"Where's the wine?" he called to Gaspare. "Wine, cameriere, wine!"
"You must not drink wine with the pasta, signorino!" cried Gaspare. "Only
afterwards, with the vitello."
"Have you ordered vitello? Capital! But I've finished my pasta and I'm
thirsty. Well, what do you want to buy at the auction, Gaspare, and you,
Amedeo, and you Salvatore?"
He plunged into the talk and made Salvatore show his keen desires,
encouraging and playing with his avarice, now holding it off for a
moment, then coaxing it as one coaxes an animal, stroking it, tempting it
to a forward movement. The wine went round now, for the vitello was on
the table, and the talk grew more noisy, the laughter louder. Outside,
too, the movement and the tumult of the fair were increasing. Cries of
men selling their wares rose up, the hard melodies of a piano-organ, and
a strange and ecclesiastical chant sung by three voices that, repeated
again and again, at last attracted Maurice's attention.
"What's that?" he asked of Gaspare. "Are those priests chanting?"
"Priests! No, signore. Those are the Romani."
"Romans here!

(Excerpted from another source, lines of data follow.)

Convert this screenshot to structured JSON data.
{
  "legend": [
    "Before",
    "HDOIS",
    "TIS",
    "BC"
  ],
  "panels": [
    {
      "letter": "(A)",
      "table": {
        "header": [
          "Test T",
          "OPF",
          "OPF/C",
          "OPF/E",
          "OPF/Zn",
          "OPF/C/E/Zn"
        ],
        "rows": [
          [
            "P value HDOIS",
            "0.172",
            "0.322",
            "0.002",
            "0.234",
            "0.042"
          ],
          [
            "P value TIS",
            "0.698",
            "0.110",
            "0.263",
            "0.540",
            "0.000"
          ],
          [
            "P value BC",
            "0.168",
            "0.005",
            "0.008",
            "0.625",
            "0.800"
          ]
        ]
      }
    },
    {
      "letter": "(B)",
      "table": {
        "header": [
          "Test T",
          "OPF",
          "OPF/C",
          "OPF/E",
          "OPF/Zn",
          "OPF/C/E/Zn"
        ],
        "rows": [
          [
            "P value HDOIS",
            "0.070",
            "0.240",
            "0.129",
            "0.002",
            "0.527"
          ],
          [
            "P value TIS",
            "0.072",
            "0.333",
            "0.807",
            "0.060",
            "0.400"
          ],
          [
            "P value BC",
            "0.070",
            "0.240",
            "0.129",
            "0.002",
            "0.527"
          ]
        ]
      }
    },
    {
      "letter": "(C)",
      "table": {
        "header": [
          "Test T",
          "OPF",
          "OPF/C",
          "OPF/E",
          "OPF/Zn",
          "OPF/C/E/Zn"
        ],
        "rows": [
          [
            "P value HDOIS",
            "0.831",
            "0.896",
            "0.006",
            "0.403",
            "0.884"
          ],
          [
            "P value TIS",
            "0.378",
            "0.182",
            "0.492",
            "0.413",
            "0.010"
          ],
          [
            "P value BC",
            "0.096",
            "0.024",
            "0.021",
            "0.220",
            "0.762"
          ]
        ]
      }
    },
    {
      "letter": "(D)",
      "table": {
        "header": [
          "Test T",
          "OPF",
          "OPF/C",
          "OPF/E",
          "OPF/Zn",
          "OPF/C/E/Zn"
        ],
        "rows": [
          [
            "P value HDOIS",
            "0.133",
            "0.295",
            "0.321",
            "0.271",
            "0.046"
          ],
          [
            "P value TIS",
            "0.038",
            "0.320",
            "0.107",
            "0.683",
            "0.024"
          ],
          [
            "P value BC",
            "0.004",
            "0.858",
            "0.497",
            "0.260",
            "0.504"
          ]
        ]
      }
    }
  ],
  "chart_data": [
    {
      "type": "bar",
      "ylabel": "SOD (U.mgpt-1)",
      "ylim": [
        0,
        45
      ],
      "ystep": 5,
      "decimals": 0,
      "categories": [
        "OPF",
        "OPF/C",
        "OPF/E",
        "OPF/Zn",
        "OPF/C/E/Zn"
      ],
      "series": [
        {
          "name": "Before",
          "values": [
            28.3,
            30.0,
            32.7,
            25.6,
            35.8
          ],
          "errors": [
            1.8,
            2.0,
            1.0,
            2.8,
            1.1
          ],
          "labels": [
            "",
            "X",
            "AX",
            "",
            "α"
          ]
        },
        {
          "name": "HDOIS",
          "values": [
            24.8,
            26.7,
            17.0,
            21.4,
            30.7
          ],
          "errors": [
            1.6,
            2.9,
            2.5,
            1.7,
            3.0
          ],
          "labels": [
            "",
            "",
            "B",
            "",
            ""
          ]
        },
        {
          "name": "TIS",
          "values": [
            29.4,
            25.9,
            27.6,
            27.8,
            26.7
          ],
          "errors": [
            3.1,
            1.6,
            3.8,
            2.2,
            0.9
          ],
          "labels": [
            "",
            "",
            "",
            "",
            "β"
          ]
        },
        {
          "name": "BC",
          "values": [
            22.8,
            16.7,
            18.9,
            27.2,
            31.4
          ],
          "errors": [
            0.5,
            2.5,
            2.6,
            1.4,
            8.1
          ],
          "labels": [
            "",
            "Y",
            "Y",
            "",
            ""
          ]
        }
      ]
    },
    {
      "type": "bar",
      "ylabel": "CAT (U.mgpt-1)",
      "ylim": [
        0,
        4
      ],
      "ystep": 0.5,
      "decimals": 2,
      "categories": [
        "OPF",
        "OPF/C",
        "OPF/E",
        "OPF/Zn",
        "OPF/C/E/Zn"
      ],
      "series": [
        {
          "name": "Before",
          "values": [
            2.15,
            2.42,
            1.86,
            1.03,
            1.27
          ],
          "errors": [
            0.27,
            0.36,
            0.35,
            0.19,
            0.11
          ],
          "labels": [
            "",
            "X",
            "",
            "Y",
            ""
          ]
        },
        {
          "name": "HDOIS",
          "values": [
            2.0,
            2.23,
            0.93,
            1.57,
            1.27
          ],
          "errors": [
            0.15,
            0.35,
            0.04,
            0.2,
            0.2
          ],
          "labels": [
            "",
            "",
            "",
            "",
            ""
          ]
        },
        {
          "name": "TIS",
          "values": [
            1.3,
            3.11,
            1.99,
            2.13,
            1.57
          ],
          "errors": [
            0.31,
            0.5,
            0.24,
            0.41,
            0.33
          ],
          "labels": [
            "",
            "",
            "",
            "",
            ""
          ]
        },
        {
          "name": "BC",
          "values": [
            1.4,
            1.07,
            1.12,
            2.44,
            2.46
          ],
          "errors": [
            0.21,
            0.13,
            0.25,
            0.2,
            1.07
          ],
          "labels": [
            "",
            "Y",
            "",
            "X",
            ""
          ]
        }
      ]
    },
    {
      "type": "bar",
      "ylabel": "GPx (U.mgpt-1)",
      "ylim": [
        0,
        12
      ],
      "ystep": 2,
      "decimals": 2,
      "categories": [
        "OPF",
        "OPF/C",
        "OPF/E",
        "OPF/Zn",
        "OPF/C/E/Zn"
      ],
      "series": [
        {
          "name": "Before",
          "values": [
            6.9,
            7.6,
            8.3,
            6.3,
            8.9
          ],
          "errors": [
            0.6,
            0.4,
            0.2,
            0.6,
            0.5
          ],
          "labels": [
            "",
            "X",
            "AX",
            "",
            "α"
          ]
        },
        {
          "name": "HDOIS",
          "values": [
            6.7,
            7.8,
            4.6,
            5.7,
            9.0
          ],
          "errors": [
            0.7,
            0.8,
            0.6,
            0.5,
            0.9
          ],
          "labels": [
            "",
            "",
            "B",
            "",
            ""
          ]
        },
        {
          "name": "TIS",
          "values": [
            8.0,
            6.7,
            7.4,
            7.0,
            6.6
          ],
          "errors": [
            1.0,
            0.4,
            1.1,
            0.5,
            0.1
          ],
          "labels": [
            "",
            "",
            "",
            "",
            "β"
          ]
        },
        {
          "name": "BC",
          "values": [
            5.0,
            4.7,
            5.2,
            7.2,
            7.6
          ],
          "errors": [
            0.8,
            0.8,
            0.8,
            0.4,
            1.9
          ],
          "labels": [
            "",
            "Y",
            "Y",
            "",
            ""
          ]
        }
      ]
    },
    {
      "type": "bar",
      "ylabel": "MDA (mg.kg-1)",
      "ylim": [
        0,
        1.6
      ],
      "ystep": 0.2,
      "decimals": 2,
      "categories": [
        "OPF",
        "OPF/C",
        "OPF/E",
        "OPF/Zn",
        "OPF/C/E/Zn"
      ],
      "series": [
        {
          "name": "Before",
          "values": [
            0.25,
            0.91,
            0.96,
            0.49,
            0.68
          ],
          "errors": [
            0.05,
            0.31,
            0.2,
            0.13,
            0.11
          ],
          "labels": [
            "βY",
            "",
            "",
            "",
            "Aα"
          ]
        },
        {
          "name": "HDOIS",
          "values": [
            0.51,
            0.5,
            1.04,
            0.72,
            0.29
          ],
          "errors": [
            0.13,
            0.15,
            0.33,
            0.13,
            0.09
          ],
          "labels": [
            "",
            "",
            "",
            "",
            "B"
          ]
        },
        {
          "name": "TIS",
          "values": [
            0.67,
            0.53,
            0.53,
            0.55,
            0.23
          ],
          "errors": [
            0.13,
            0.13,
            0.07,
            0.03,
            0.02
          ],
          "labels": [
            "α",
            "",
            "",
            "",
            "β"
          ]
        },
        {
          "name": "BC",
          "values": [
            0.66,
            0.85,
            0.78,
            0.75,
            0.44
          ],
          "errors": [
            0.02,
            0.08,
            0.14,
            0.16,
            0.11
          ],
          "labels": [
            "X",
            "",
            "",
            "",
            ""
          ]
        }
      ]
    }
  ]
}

What are they doing?"
"They have a cart decorated with flags, signorino, and they are selling
lemon-water and ices. All the people say that they are Romans and that is
how they sing in Rome."
The long and lugubrious chant of the ice-venders rose up again, strident
and melancholy as a song chanted over a corpse.
"It's funny to sing like that to sell ices," Maurice said. "It sounds
like men at a funeral."
"Oh, they are very good ices, signorino. The Romans make splendid ices."
Turkey followed the vitello.
Maurice's guests were now completely at ease and perfectly happy. The
consciousness that all this was going to be paid for, that they would not
have to put their hands in their pockets for a soldo, warmed their hearts
as the wine warmed their bodies. Amedeo's long, white face was becoming
radiant, and even Salvatore softened towards the Inglese. A sort of
respect, almost furtive, came to him for the wealth that could carelessly
entertain this crowd of people, that could buy clocks, chairs, donkeys at
pleasure, and scarcely know that soldi were gone, scarcely miss them. As
he attacked his share of the turkey vigorously, picking up the bones with
his fingers and tearing the flesh away with his white teeth, he tried to
realize what such wealth must mean to the possessor of it, an effort
continually made by the sharp-witted, very poor man. And this wealth--for
the moment some of it was at his command! To ask to-day would be to have.
Instinctively he knew that, and felt like one with money in the bank. If
only it might be so to-morrow and for many days! He began to regret the
limit, almost to forget the sound of the laughter of the Catania
fishermen upon the steps of the church of Sant' Onofrio. His pride was
going to sleep, and his avarice was opening its eyes wider.